Hey Mr. Green,
In your answer to Sue regarding the school bus situation, you stated that "if I were running the district with my green iron fist, I'd require all those lazy, pampered kids to walk or bike to school, like in the old days." It's a nice sentiment but not practical in today's world. There are too many child predators waiting for this opportunity. In my neighborhood alone, there were three known attempts of men trying to lure or drag children into their cars just this past year. Each child was either walking alone or with a friend home from school or, in one instance, playing in front of her own house. Although I wish we lived in a world where kids could walk or bike to and from school without the threat of being accosted, I would not feel comfortable letting my child do this. For exercise, children should try sports or dance in a safe environment. —Tamara in Flushing, New York
Hey Mr. Green,
Just a comment regarding your advice that children should walk to school. Rather than excoriating these "lazy" kids, let's remember the hazards they face in many suburbs—lack of sidewalks, lack of pedestrian crossings, and excessive traffic with its attendant lack of controls. These deficiencies would put too many kids at risk of serious injury or death, especially given the impulsiveness of youths. Let's get our local governments to supply the needed upgrades so that kids can walk or bike again, safely. —Joan in Fairfax, Virginia
Mr. Green answers:
Hey Tamara and Joan,
I'm becoming such a crusty geezer that I need to hear such objections. Even granting my opinion that kids today are lazy and overprotected, you're right: The streets should be made tolerably safe for them—and for us grown-ups. Many adults would gladly ride bicycles, but they're scared stiff by traffic, and I don't blame them. I personally know a half dozen people who have been very seriously injured because they were hit by a vehicle or mugger while riding. I recently met a young woman who will not use a bike any longer because she was "doored" by someone getting out of a car. Though I've been doored too, I certainly don't expect everybody to hop back on a bike after such a harrowing episode.

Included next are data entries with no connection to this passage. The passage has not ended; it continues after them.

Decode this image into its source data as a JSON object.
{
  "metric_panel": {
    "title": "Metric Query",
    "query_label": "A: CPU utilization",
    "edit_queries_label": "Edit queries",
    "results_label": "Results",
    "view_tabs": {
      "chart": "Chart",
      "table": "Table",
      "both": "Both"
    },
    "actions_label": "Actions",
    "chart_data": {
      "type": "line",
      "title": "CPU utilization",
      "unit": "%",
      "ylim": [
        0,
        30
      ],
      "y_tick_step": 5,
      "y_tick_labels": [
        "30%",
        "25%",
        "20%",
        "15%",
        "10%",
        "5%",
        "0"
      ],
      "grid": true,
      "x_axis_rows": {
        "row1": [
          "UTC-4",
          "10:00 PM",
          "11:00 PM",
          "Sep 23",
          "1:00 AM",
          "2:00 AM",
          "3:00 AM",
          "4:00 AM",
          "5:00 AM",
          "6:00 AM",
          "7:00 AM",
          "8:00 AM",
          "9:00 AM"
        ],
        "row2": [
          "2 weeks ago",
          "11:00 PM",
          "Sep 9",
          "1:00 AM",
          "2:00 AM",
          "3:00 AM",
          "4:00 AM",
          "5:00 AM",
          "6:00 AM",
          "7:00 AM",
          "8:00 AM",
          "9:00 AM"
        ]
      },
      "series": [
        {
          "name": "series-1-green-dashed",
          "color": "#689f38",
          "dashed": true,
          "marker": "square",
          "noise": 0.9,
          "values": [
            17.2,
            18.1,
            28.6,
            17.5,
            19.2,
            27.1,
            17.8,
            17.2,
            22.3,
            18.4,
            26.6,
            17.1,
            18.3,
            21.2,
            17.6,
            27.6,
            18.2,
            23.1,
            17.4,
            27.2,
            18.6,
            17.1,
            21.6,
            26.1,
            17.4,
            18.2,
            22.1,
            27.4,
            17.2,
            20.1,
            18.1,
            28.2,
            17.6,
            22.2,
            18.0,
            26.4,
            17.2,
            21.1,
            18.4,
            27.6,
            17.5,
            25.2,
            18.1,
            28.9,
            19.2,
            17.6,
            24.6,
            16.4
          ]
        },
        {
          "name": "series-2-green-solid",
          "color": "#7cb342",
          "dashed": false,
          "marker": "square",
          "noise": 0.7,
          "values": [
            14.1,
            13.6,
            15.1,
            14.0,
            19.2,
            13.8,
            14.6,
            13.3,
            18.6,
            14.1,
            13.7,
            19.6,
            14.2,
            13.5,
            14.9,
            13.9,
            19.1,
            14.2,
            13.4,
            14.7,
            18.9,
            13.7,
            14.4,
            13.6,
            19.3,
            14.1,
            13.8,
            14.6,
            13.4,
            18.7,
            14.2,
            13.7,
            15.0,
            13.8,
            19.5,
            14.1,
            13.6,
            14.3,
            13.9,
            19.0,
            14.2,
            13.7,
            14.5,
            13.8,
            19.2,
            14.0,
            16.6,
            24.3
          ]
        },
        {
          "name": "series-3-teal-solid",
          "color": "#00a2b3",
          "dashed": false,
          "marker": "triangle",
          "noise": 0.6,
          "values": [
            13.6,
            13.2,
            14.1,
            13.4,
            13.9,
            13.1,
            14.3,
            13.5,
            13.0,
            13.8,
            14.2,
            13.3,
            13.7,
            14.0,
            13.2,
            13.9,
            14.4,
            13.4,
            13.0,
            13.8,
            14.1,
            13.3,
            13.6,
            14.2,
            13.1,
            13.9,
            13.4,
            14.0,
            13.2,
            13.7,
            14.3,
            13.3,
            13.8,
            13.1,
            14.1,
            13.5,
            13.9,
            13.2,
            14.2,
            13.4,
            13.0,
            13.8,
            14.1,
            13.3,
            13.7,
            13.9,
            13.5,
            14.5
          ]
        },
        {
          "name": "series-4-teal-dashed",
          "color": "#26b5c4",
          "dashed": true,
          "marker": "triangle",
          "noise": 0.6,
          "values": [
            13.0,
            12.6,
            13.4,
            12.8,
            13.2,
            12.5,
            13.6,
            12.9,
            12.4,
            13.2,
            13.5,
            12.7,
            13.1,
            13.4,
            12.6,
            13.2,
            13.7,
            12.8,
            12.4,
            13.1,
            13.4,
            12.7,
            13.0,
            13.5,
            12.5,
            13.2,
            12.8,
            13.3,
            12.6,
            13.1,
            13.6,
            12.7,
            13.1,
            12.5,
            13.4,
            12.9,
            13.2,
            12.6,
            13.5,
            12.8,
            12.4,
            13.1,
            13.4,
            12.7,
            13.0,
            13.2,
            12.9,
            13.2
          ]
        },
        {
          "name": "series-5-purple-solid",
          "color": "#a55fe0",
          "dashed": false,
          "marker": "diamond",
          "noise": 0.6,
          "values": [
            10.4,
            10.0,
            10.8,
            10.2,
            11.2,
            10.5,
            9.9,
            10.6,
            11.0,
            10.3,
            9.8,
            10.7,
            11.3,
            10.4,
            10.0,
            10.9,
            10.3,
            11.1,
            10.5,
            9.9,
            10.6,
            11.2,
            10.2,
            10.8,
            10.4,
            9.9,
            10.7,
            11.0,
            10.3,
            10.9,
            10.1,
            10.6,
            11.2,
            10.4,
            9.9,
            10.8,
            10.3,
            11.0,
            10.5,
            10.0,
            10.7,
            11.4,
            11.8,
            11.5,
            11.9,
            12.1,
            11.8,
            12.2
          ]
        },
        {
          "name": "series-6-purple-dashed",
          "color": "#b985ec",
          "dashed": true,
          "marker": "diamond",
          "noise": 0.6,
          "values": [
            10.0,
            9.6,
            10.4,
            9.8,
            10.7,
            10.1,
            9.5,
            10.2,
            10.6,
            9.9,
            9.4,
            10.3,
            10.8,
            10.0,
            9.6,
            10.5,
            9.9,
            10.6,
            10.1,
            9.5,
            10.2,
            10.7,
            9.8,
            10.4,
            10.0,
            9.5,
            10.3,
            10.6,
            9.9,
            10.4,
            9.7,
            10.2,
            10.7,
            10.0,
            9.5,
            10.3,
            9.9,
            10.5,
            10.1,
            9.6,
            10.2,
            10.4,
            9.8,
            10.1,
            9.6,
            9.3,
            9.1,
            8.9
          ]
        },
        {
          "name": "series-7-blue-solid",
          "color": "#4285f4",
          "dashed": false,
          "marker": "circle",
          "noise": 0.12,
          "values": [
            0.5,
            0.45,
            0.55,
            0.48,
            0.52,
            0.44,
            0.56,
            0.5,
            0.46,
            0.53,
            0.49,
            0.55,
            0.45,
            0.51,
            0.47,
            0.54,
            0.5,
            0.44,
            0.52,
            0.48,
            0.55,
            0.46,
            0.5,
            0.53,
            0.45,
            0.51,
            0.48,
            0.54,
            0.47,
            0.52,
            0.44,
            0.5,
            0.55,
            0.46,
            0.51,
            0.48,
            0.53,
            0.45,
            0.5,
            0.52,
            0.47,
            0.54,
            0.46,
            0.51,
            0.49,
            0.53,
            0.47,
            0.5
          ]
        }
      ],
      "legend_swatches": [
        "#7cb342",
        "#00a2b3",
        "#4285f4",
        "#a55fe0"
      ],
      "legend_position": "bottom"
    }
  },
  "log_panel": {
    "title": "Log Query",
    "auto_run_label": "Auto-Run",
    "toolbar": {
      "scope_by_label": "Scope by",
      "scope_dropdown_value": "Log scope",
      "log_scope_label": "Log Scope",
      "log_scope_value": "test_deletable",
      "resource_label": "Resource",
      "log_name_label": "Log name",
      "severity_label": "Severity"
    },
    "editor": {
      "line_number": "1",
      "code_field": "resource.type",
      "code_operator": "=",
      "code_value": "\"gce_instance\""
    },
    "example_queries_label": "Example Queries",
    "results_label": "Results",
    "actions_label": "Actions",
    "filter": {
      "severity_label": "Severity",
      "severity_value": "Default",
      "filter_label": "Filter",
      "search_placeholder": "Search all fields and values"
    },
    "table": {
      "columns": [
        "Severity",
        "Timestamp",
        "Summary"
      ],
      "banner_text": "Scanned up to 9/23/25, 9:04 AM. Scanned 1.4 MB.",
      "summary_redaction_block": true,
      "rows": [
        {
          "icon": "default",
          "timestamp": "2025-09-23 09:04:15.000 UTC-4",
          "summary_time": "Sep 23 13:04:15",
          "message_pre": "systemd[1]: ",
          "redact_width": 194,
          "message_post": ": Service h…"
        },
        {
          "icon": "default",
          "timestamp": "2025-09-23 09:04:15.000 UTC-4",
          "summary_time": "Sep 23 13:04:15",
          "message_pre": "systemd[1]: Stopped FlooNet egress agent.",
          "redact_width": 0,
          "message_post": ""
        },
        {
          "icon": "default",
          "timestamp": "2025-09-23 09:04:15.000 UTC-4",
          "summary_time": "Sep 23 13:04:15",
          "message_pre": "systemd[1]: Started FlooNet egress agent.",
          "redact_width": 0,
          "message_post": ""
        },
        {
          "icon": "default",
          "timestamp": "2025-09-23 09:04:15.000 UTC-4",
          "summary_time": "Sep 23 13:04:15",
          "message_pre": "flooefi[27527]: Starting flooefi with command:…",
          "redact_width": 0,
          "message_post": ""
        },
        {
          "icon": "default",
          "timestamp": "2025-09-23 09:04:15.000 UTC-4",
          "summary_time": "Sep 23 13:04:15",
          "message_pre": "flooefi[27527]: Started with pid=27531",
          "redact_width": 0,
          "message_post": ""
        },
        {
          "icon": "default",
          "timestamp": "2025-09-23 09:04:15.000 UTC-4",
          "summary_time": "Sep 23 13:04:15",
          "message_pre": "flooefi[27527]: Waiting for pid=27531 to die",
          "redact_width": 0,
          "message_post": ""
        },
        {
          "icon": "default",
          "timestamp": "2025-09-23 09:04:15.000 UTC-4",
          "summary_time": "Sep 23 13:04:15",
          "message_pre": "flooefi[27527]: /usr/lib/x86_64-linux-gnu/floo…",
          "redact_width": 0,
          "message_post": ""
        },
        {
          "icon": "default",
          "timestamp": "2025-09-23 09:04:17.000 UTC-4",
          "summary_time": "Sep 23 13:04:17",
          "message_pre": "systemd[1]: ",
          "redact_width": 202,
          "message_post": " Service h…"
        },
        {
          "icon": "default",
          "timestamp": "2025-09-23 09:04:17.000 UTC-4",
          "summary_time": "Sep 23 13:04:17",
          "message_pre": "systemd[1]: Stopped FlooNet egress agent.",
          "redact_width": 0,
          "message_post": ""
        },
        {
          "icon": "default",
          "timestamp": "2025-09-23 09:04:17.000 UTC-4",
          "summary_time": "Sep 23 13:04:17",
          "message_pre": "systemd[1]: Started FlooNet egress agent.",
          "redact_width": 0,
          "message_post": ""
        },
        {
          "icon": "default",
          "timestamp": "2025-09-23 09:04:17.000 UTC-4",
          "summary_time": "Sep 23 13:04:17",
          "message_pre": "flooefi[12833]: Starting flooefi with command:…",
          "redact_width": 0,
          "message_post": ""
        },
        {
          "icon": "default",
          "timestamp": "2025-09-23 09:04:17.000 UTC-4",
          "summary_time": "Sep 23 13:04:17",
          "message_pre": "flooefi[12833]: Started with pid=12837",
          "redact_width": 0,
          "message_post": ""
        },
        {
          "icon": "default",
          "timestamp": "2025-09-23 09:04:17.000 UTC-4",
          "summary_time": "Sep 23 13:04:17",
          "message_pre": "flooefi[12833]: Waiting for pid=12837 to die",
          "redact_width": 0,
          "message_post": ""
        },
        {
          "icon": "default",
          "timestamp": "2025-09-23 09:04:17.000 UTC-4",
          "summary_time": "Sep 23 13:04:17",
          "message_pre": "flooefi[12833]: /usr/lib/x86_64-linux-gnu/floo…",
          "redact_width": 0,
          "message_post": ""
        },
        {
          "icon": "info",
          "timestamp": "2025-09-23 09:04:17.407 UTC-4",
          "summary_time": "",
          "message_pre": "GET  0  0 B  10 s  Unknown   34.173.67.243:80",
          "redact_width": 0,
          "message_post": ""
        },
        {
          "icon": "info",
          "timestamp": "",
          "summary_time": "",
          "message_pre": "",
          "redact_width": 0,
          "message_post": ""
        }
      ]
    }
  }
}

But fear begets fear. The fact that so few people are out on the sidewalks and streets in the first place encourages predators and lets dangerous drivers rip along without being detected. So it becomes a classic catch-22: We keep our kids and ourselves off the streets because we're scared, and then the streets become scarier because nobody's on them. We burn billions of gallons of extra gas inside our vehicular fortresses while the pervs patrol.
A partial solution would be to limit traffic and create truly safe bike lanes and walking paths. I've seen this work in some cities in Europe, where you'll find old guys pedaling bikes while holding their canes over the handlebars, old women tooling about with basketfuls of cargo, and the younger set rolling along while talking on their cell phones. So if you're looking for a worthy way to restore a measure of civilization to our car-menaced world, this might be the campaign to take on.